The AI Runtime Field Lab

Field Briefs

E-commerce Intermediate Vertical Agent Open Draft, pending editorial review

Routing the Mess: A Merchant Operations Copilot

Build a merchant copilot that routes messy requests across catalog, sales, operations, and support while preventing unsafe mutations.

Why this matters

A small merchant fields a constant stream of mixed requests: product questions, order changes, refund asks, and inventory edits. A single agent that answers and proposes actions saves hours, but the moment it can change catalog or order state, a wrong action costs real money.

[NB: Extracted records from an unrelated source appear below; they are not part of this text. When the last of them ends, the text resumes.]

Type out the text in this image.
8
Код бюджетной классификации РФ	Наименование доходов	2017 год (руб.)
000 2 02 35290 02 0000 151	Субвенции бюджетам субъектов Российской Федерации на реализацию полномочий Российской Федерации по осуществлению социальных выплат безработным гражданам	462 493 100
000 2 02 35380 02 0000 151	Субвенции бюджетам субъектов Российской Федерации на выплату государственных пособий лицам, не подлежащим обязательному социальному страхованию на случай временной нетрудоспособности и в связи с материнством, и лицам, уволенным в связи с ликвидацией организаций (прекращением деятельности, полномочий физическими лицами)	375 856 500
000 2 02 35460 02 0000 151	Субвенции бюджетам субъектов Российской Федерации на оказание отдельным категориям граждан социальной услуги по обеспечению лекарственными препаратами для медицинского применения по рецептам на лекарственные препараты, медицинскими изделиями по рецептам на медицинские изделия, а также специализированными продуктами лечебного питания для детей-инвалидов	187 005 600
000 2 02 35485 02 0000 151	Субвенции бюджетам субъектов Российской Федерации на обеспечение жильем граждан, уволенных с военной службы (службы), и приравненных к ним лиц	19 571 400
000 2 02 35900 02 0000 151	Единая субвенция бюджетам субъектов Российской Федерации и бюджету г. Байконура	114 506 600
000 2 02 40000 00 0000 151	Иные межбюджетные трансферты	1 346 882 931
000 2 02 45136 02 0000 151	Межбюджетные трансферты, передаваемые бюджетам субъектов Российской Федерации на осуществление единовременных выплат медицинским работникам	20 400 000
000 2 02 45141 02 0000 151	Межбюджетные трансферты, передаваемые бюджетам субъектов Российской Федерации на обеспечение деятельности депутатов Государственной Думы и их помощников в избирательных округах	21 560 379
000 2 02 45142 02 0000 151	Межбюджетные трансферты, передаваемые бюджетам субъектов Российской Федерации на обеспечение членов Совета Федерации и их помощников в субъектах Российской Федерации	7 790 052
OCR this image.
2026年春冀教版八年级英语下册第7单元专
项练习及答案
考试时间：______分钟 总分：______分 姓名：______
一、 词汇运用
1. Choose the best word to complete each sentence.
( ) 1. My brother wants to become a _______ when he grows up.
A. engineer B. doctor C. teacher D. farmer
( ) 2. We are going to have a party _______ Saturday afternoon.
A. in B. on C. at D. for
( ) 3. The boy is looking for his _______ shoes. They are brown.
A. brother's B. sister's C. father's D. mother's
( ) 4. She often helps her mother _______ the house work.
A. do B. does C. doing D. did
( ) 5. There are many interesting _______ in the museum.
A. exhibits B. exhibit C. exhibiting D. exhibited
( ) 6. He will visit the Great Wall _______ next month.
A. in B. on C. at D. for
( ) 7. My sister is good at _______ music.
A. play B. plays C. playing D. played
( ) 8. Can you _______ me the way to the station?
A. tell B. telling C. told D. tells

The hard part is routing accurately and refusing unsafe mutations, not generating fluent text.

Persona

Small e-commerce merchant

Current manual workflow

The merchant reads each message, decides which system it touches (catalog, orders, support), looks up the relevant record by hand, and makes the change in an admin panel, switching context on every request.

The AI workflow to build

The copilot classifies each incoming request, retrieves the relevant records, and drafts an answer or a proposed action. Read requests are answered directly with grounded references. Write requests produce a proposed action stating the exact change, held for merchant approval and never auto-applied. Ambiguous or destructive requests are refused or down-scoped with a stated reason.

Inputs

  • products
  • orders
  • support docs
  • merchant context

Outputs

  • answers
  • proposed actions
  • summaries
  • safe refusals

Definition of done

On a synthetic request set mixing read and write intents, the copilot routes each request to the correct domain, answers read requests with grounded references, returns proposed actions (never auto-applied) for write requests, and refuses unsafe or ambiguous mutations with a reason. A destructive request, for example delete all out-of-stock products, is refused or down-scoped, never executed.

Example input

A merchant message: a customer says order 10432 never arrived, refund them and pull that product from the store.

Example output

Routed to orders and catalog. Proposed actions: open a refund on order 10432, held for approval; set the product to unlisted rather than deleted, held for approval. The agent states it will not delete the product and asks the merchant to confirm each action.

Data plan

synthetic data

Boundaries and non-goals

  • real production integration
  • real customer data
  • destructive actions

Evaluation ideas

  • routing accuracy
  • tool-use accuracy
  • groundedness
  • unsafe action prevention

Run Level target

R3 Reliable Plain translation: handles real cases.

Scope envelope

Buildable by one solo builder in 20 to 30 focused hours, on public, synthetic, or sanitized data, with a demo path that requires no production access.

Suggested tools

Suggested options, never requirements; briefs are tool-agnostic.